Bild: Vom Verfassungsschutz erfasst: Demonstration auf dem Bremer Marktplatz im…
Bremen taz | Das Bremer Ordnungsamt gibt Daten von Demoanmelder*innen
„regelmäßig“ an den Verfassungsschutz weiter. Das geht aus der Antwort des
Bremer Senats auf eine Anfrage der Fraktion Die Linke hervor, die am
Mittwoch veröffentlicht wurde.
Das sei eine „unverhältnismäßige Einschränkung des Grundrechts auf
Versammlungsfreiheit“, sagt Nelson Janßen, der Vorsitzende und
innenpolitische Sprecher der Bürgerschaftsfraktion der Linken.
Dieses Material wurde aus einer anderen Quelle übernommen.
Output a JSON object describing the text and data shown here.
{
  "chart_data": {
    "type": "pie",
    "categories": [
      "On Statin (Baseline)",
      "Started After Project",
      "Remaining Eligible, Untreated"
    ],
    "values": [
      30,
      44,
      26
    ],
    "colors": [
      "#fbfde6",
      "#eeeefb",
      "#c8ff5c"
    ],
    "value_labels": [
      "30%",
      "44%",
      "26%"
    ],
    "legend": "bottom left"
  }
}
Wenn
regelmäßig Daten von Demoanmelder*innen an den Verfassungsschutz
weitergeleitet werden, dann führe das zu einer Veränderung des Verhaltens,
selbst wenn der Verfassungsschutz die Daten gar nicht nutzen würde. „Es
gibt Urteile, dass selbst das Aufhängen einer Kameraattrappe ein Eingriff
in Grundrechte ist, weil es das Verhalten ändert“, so Janßen weiter.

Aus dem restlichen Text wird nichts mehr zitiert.